Mateen was not unknown to law enforcement: In 2013, he was interviewed twice for comments he'd made to co-workers, said FBI agent Ronald Hopper, who called the interviews inconclusive. In 2014, Hopper said, officials found that Mateen had ties to an American suicide bomber, but the contact was minimal, and did not constitute a threat at the time.

Mateen purchased at least two firearms legally within the last week or so, according to Trevor Velinor of the Bureau of Alcohol, Tobacco and Firearms.

“He had an automatic rifle, so nobody stood a chance,” said Jackie Smith, who saw two friends next to her get shot. “I just tried to get out of there.”

US President Barack Obama makes a statement on the mass shooting.
Photo: TNS

At 2:09 a.m., Pulse posted on its Facebook page: “Everyone get out of Pulse and keep running.”
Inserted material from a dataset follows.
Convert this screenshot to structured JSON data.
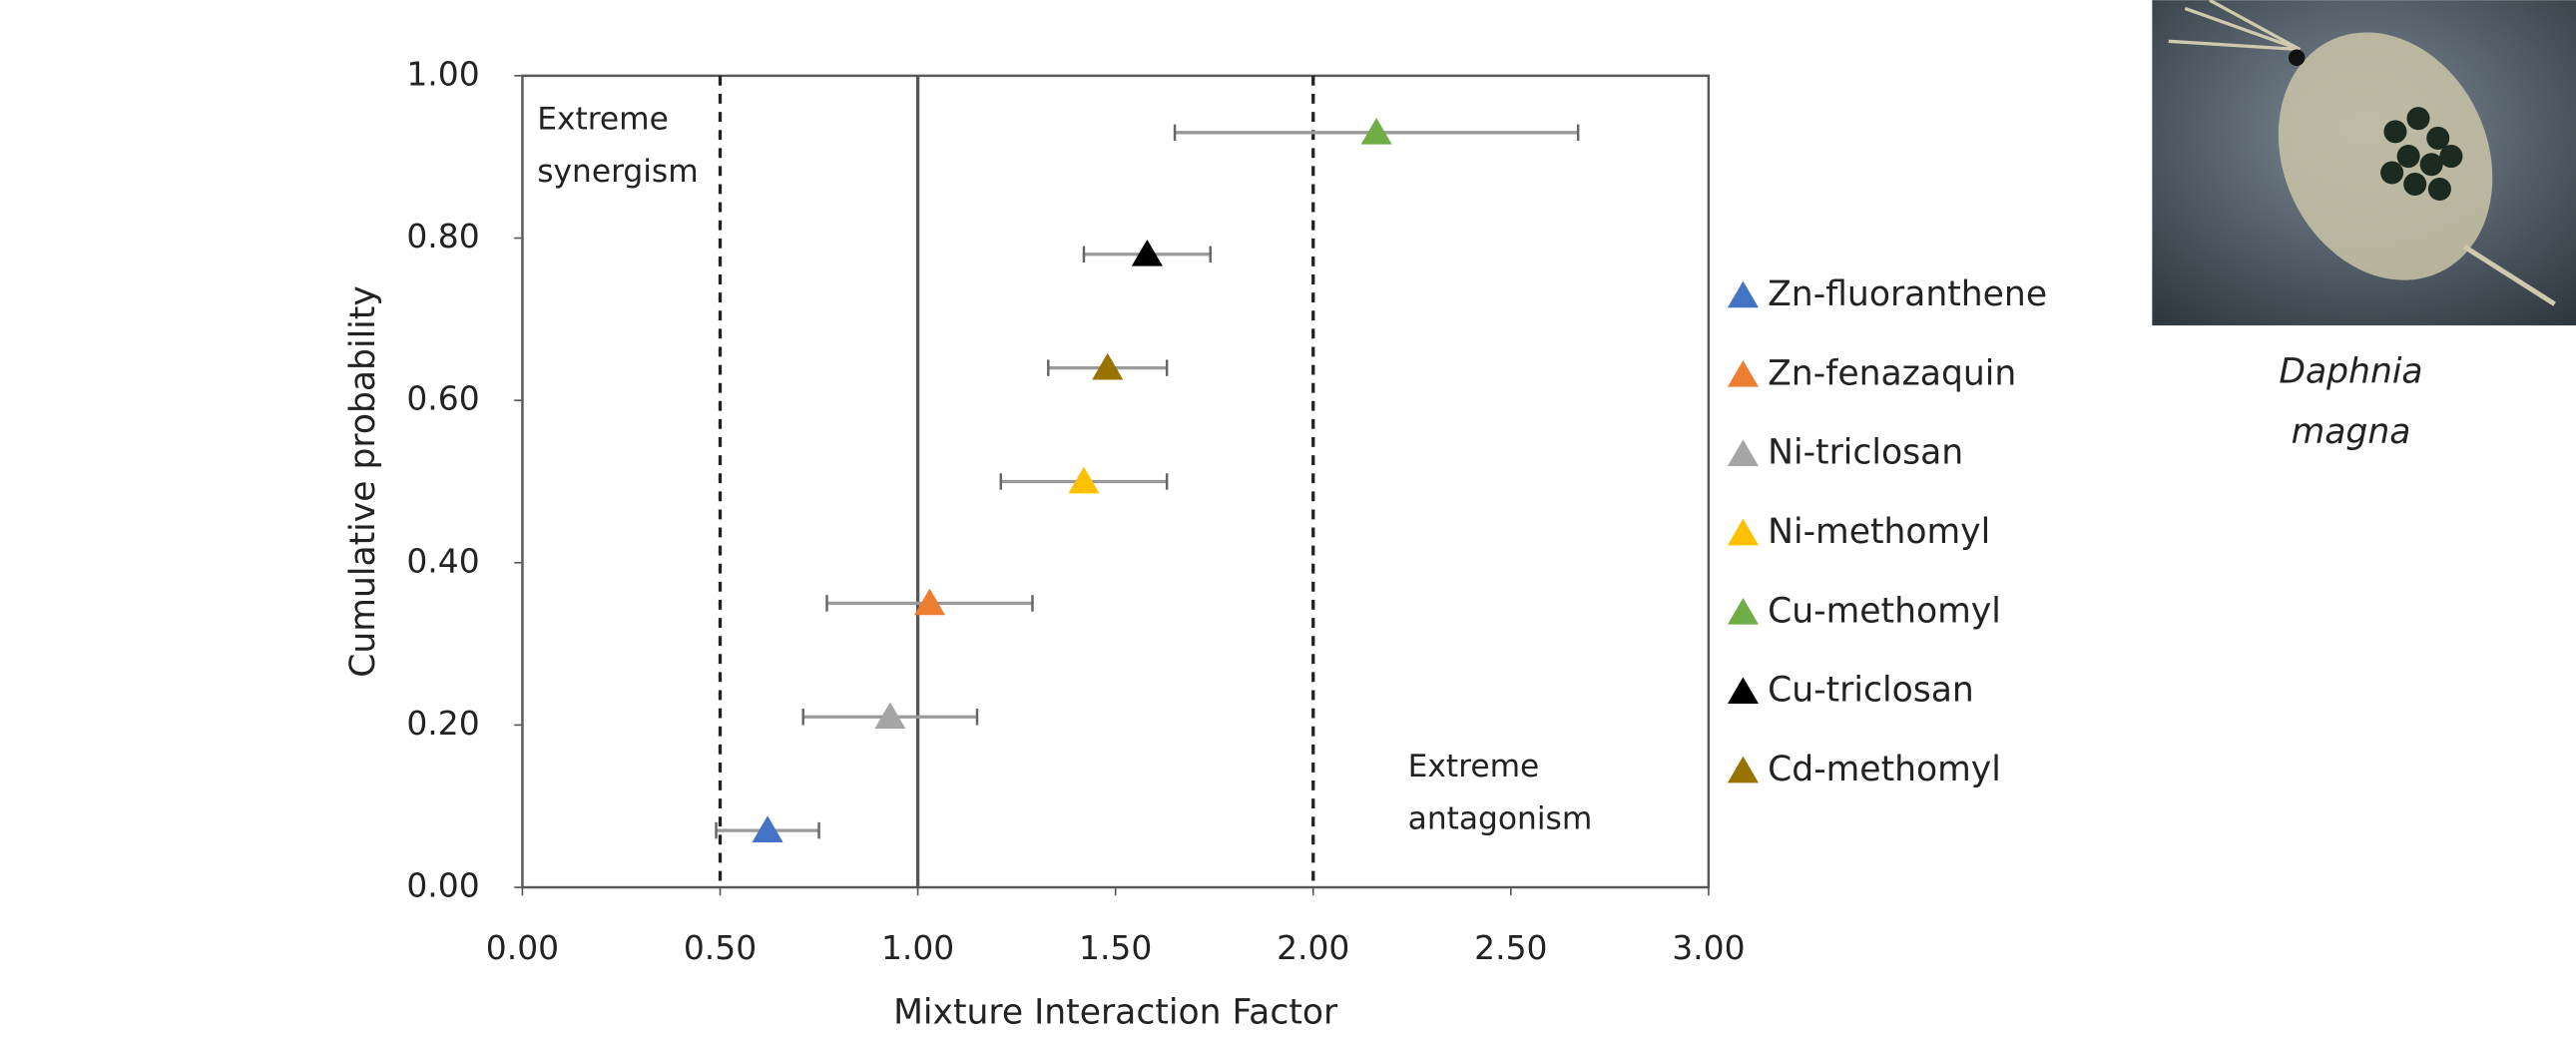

Mateen exchanged gunfire with 14 police officers at the club, and took hostages at one point. In addition to the assault rifle, the shooter also had a handgun and some sort of “suspicious device,” the police chief said. About 5 a.m., authorities sent in a SWAT team to rescue the remaining club-goers.

At first, officers mistakenly thought the gunman had strapped explosives to the dead after a bomb robot sent back images of a battery part next to a body. That prevented paramedics from going in until authorities determined the battery was something that fell out of an exit sign or a smoke detector.

President Barack Obama called the shooting an “act of terror” and an “act of hate” targeting a place of “solidarity and empowerment” for gays and lesbians. He urged Americans to decide whether this is the kind of “country we want to be.”

Across the country, police departments stepped up patrols in neighborhoods frequented by the LGBT community.